The American electorate split strongly along class lines in the 2020 election, as revealed by a Bloomberg News data chart that correlated campaign donors with their professions. …
This picture of an electorate split strongly between blue-collar and white-collar professions is as stark a division along class lines as any Marxist theorist could wish, except in this case, the disempowered proletariat of 74 million Trump voters is noticeably on the right, and the ruling class is just as conspicuously on the left. …
The real power struggle in America is between an elite class of professionals and their dependents, who mainly occupy the urban cores in Democratic “blue states,” and working-class people, especially in the American heartland, who Chronicles columnist Sam Francis described as “Middle Americans.” All other struggles are at best a distraction.
The election of Donald Trump tore away once and for all the illusion that there is a legitimate “right” or “conservative” wing among our current managerial elite that cares about the interests of Middle Americans. The members of the managerial elite among the Republican Party, Fox News, The Federalist Society, and all other ostensibly conservative groups recoiled in horror at Trump’s election in 2016, which upended, however briefly, the power they held jointly with their counterparts on the political left.
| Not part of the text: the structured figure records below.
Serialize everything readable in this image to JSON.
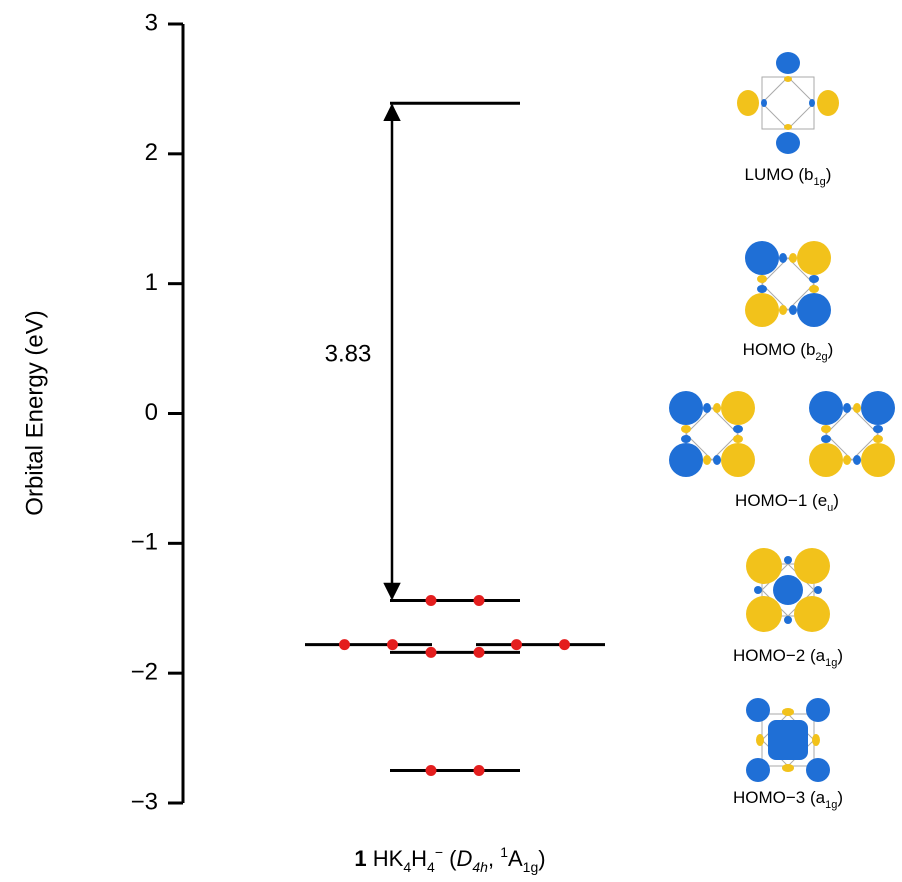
{
  "chart_data": {
    "type": "energy-levels",
    "y_label": "Orbital Energy (eV)",
    "ylim": [
      -3,
      3
    ],
    "yticks": [
      {
        "value": 3,
        "label": "3"
      },
      {
        "value": 2,
        "label": "2"
      },
      {
        "value": 1,
        "label": "1"
      },
      {
        "value": 0,
        "label": "0"
      },
      {
        "value": -1,
        "label": "−1"
      },
      {
        "value": -2,
        "label": "−2"
      },
      {
        "value": -3,
        "label": "−3"
      }
    ],
    "levels": [
      {
        "energy": 2.39,
        "electrons": 0,
        "degeneracy": 1,
        "label_parts": [
          "LUMO (b",
          "1g",
          ")"
        ]
      },
      {
        "energy": -1.44,
        "electrons": 2,
        "degeneracy": 1,
        "label_parts": [
          "HOMO (b",
          "2g",
          ")"
        ]
      },
      {
        "energy": -1.78,
        "electrons": 2,
        "degeneracy": 2,
        "label_parts": [
          "HOMO−1 (e",
          "u",
          ")"
        ]
      },
      {
        "energy": -1.84,
        "electrons": 2,
        "degeneracy": 1,
        "label_parts": [
          "HOMO−2 (a",
          "1g",
          ")"
        ]
      },
      {
        "energy": -2.75,
        "electrons": 2,
        "degeneracy": 1,
        "label_parts": [
          "HOMO−3 (a",
          "1g",
          ")"
        ]
      }
    ],
    "gap": 3.83,
    "electron_color": "#e41e1e",
    "title_parts": [
      {
        "text": "1",
        "style": "bold"
      },
      {
        "text": " HK"
      },
      {
        "text": "4",
        "style": "sub"
      },
      {
        "text": "H"
      },
      {
        "text": "4",
        "style": "sub"
      },
      {
        "text": "−",
        "style": "sup"
      },
      {
        "text": " ("
      },
      {
        "text": "D",
        "style": "italic"
      },
      {
        "text": "4h",
        "style": "sub-italic"
      },
      {
        "text": ", "
      },
      {
        "text": "1",
        "style": "sup"
      },
      {
        "text": "A"
      },
      {
        "text": "1g",
        "style": "sub"
      },
      {
        "text": ")"
      }
    ]
  }
}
Hence, when Trump challenged the results of the 2020 election, alleging fraud, very few of the “conservative” members of the managerial elite rose to his defense in either the political or the legal sphere. It was only after Trump’s base threatened to boycott the Georgia runoff election that this faux right was spurred to action, mounting a half-hearted attempt to support the president’s challenge of the 2020 election results. At press time, their support appears to be too little, too late.
Our faux right is used to playing a theatric oppositional role. They have long been the Washington Generals to the left’s Harlem Globetrotters — “beautiful losers,” in Francis’s phrase. The electoral battles are a distraction to the governmental managers — that cadre of the permanent bureaucracy that is called the Deep State — who are eager to drop the pretense of representative government and get back to managing their subjects.
And manage they do. This new class justifies its position by either magnifying existing threats to the public or inventing them out of whole cloth to keep up demand for their services. A whole slew of scientists, economists, social service workers, and bureaucrats are on hand to save us from the wretchedness of global warming, the calamities of COVID, the perils of white privilege, and the ruin of systemic racism. …
The genie of the managerial revolution is not likely to be put back in its bottle. Fortunately, however, the “woke” anti-white, anti-Christian, anti-American ideology that marks our managerial class is not a necessary feature of this revolution. It is there because the cultural right adopted a doctrine of laissez-faire, limited government, while the cultural left went on to seize the reins of power uncontested and to define the managerial elite’s woke ideology.
This fight is not over — because the real right has not yet begun to fight. If there is to be a single aim for a post-Trump right, it should be to contest the present managerial class’s cultural influence over our society. We must make our own march through the institutions of government and education. With the blessing of Providence, we may be able to expel the “woke” ideology that now divides the American people and to enshrine a new unifying creed: one nation, under God.